Angst um die Spielstätte

Schließlich das Kinder- und Jugendtheater – KJT. Direktor Andreas Gruhns Programm ist gekennzeichnet durch das Bemühen, jugendlichen Themen möglichst nahe zu sein. „In was für einer Welt wollen wir leben?“ wabert als eine Art universeller Leuchtschrift über der Liste recht unterschiedlicher Produktionen.

Da gibt es in zielgruppengerechter Adaption zum Beispiel Schillers „Wilhelm Tell“ zu sehen, und gänzlich unkaputtbar ist Oscar Wildes „Gespenst von Canterville“ auch im Dortmunder KJT eine Stütze des Repertoires. Es gibt etwas für Kinder ab 3 („Als die Musik vom Himmel fiel“) und etwas Religiöses für „Kommunionkinder“, es gibt Kooperationen und ein mobiles Stück für Klassenräume („Gespenstermädchen“ von Christine Köck und Rieke Spindeldreher) – und es gibt bei den Wiederaufnahmen weiterhin Lutz Hübners Erfolgsgeschichte „Frau Müller muß weg“.
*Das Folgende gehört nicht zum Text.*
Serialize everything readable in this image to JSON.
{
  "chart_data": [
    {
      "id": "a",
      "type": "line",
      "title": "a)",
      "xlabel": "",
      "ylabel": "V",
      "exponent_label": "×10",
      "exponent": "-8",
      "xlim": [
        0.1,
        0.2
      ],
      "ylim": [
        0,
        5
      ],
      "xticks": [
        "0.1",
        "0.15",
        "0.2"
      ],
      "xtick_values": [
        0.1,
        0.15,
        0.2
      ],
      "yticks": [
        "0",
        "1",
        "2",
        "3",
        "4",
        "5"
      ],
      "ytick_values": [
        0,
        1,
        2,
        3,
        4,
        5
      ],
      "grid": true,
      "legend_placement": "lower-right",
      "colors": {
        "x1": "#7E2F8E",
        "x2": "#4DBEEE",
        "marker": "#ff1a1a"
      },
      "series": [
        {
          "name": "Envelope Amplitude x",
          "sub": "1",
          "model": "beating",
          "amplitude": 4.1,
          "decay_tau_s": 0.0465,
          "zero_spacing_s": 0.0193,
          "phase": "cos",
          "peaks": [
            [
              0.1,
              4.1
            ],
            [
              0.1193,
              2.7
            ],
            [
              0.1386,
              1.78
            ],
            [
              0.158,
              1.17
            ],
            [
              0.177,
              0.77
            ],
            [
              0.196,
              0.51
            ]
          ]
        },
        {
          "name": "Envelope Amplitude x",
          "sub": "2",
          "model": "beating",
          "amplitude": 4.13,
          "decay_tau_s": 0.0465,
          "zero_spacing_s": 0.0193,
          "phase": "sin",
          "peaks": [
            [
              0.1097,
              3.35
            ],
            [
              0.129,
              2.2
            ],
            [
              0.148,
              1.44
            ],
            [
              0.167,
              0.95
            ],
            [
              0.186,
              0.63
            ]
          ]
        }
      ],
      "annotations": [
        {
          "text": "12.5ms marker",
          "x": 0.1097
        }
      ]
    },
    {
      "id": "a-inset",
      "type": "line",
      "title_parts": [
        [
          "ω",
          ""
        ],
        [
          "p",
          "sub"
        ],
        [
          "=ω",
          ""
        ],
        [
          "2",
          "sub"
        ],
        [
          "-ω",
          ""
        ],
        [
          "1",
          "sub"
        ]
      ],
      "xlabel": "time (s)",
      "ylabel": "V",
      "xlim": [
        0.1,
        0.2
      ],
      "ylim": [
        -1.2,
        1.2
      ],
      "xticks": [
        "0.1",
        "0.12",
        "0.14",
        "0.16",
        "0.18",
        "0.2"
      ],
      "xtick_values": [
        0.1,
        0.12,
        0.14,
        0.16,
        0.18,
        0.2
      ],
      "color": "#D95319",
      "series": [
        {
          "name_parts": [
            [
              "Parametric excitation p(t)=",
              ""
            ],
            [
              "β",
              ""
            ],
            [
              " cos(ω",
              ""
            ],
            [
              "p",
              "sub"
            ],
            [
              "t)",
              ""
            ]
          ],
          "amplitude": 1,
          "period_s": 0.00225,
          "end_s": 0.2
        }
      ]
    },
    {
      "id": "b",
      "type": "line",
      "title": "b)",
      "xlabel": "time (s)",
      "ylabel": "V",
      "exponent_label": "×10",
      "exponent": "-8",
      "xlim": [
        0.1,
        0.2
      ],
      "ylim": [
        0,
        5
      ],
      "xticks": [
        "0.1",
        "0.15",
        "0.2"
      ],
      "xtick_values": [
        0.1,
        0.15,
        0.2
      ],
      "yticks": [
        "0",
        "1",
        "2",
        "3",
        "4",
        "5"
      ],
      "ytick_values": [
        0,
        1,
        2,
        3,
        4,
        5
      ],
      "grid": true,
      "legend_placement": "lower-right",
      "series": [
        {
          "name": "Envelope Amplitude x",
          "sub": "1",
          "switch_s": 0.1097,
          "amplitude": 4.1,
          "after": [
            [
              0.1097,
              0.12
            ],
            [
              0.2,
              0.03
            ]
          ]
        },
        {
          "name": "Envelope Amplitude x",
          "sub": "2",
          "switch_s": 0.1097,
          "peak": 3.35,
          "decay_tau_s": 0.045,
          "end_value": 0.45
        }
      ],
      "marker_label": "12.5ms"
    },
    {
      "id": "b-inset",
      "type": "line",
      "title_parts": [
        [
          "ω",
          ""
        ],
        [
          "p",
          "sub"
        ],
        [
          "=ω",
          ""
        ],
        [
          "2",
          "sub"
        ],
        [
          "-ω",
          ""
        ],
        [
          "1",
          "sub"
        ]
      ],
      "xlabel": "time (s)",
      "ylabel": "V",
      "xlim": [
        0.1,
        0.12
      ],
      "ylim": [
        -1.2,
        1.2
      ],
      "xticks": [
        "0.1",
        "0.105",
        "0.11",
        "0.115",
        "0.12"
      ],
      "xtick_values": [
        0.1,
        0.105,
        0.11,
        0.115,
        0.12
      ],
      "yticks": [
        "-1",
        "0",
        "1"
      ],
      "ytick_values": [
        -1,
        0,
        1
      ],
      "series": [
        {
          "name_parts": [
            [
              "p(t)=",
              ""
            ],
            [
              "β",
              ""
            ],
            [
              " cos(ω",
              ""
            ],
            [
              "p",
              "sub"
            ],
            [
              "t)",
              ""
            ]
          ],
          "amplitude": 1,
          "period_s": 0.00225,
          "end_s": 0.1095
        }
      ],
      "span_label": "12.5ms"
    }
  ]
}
Auch über Andreas Gruhns gefurchter Stirn schwebte unübersehbar ein mittleres Besorgniswölkchen, während er sein Programm vortrug. Denn auch ihm, dem altgedienten Kämpen vom Kinder- und Jugendtheater, droht gleich seinem Kollegen Kay Voges der Verlust der Spielstätte. Schon seit vielen Jahren gilt die Bühne an der Skellstraße als suboptimal, und der Mietvertrag läuft bald aus. Doch blieb die Suche nach einem neuen Ort bislang erfolglos.

 Infos: www.theaterdo.de

 Das neue, ausführliche Programmbuch „15/16“ weist eine muntere, orange dominierte Farbgestaltung auf. Es liegt im Theater und an vielen anderen kulturaffinen Orten aus.